Associating sequence records with sequencing projects
The ability to identify all GenBank records submitted by a specific group or those with a particular focus, such as metagenomic surveys, is essential for the analysis of large volumes of sequence data. The use of organism or submitter names as a means to define such a set of sequences is unreliable. The Genome Project Database (www.ncbi.nlm.nih.gov/sites/entrez?db=genomeprj), developed at NCBI and subsequently adopted across the INSDC, allows sequencing centers to register projects under a unique project identifier, enabling reliable linkage between sequencing projects and the data they produce.
A new ‘PROJECT’ line appearing in GenBank flat files identifies the sequencing projects with which a GenBank sequence record is associated. The PROJECT line may contain multiple identifiers of the form ‘type’ and ‘value’, respectively, separated by a semicolon. As an example, the PROJECT line below associates a GenBank sequence record with Genome Project record ‘18787’.
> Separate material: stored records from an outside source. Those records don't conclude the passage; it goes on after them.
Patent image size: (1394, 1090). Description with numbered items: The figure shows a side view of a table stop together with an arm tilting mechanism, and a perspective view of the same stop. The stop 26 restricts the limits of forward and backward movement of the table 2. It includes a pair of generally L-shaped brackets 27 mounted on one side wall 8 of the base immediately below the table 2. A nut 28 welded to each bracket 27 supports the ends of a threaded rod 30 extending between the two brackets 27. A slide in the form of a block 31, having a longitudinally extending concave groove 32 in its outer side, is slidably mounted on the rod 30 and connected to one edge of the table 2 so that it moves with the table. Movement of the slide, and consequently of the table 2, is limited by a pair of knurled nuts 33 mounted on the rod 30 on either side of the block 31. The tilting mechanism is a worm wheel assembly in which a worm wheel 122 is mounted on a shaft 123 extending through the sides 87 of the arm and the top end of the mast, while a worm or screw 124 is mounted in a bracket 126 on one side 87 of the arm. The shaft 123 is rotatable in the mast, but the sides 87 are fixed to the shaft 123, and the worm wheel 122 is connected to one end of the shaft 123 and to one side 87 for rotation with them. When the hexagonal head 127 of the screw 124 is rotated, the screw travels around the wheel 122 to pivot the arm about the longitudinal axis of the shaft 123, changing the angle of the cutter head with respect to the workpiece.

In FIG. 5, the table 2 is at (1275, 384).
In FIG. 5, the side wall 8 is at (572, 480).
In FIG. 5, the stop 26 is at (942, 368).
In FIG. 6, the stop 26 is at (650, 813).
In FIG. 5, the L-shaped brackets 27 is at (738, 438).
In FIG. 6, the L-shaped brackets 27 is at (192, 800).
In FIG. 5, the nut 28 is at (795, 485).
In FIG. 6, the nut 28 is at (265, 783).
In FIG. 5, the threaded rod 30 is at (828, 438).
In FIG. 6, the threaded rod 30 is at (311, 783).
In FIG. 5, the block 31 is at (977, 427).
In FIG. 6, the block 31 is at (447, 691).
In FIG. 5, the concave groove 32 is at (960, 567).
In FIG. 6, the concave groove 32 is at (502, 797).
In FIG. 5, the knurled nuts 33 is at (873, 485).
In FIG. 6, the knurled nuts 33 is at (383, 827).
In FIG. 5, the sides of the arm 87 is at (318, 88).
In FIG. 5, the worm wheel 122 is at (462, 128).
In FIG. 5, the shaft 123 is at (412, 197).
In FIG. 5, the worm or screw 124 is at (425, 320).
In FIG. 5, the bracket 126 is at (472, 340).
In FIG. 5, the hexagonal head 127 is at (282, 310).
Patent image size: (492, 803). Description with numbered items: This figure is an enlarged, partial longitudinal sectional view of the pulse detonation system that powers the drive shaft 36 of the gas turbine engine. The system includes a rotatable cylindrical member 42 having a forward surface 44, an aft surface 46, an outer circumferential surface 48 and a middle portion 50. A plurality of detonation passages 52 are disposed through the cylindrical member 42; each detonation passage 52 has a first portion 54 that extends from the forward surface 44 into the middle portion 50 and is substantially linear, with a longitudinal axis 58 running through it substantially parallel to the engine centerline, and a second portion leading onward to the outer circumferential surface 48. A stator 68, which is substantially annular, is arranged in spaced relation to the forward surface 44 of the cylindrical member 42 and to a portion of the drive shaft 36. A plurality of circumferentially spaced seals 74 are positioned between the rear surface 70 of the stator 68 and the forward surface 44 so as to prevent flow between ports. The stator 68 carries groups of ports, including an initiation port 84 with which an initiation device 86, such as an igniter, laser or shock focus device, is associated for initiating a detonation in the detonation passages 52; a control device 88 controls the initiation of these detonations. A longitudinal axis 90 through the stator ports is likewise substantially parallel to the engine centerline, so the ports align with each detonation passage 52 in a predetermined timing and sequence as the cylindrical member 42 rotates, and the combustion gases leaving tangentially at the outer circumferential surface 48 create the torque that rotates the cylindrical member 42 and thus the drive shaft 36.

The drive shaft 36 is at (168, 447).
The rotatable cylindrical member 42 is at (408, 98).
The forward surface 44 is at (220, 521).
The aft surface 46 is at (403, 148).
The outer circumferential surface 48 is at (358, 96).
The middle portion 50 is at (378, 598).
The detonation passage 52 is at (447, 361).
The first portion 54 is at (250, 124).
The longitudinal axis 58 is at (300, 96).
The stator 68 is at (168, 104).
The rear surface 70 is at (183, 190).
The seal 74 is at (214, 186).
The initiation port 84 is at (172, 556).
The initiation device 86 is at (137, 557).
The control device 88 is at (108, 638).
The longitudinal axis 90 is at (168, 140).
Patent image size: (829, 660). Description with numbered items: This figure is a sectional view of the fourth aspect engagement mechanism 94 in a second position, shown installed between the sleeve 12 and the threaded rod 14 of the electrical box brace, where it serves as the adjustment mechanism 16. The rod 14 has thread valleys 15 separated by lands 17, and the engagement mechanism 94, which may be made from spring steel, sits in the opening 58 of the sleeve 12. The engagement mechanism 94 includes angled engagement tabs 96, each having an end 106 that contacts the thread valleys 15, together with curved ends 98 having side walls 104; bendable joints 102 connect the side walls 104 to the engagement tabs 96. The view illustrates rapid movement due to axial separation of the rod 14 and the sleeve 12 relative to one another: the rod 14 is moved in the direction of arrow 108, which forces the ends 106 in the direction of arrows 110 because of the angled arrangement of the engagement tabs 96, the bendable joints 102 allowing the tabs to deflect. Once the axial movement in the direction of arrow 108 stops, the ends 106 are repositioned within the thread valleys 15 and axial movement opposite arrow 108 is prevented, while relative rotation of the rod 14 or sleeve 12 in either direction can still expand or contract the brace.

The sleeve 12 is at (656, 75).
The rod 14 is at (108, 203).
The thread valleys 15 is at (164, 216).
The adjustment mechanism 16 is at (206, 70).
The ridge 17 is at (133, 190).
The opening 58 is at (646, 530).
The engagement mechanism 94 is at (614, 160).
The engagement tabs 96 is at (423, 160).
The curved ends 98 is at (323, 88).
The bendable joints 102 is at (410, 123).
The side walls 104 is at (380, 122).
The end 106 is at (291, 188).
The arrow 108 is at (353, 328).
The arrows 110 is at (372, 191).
PROJECT GenomeProject: 18787
Genome Project record ‘18787’ provides details of the progress made in the effort to sequence the green anole, Anolis carolinensis (www.broad.mit.edu/models/anole/). Within the Entrez system, such a sequence record is linked directly to the appropriate Genome Project record; these links are bidirectional, so that the Genome Project records also link back to associated sequence records.
BLAST sequence-similarity searching
Sequence-similarity searches are the most fundamental and frequent type of analysis performed on the GenBank data. NCBI offers the BLAST family of programs (blast.ncbi.nlm.nih.gov/) to detect similarities between a query sequence and database sequences (11,12). BLAST searches may be performed on the NCBI web site (13) or by using a set of standalone programs distributed by FTP (4).
Obtaining GenBank by FTP
NCBI distributes GenBank releases in the traditional flat file format as well as in the ASN.1 format used for internal maintenance. The full bimonthly GenBank release along with the daily updates, which incorporate sequence data from EMBL and DDBJ, are available by anonymous FTP from NCBI at ftp.ncbi.nih.gov/genbank as well as from a mirror site at the University of Indiana (ftp://bio-mirror.net/biomirror/genbank/). The full release in flat file format is available as a set of compressed files with a noncumulative set of updates at ftp.ncbi.nih.gov/daily-nc/. Uncompressed, a complete copy of release 167 occupies almost 360 GB. A script is provided in ftp.ncbi.nih.gov/tools/ to convert a set of daily updates into a cumulative update.
Funding for open access charge: Intramural Research Program of the National Institutes of Health, National Library of Medicine.
Conflict of interest statement. None declared.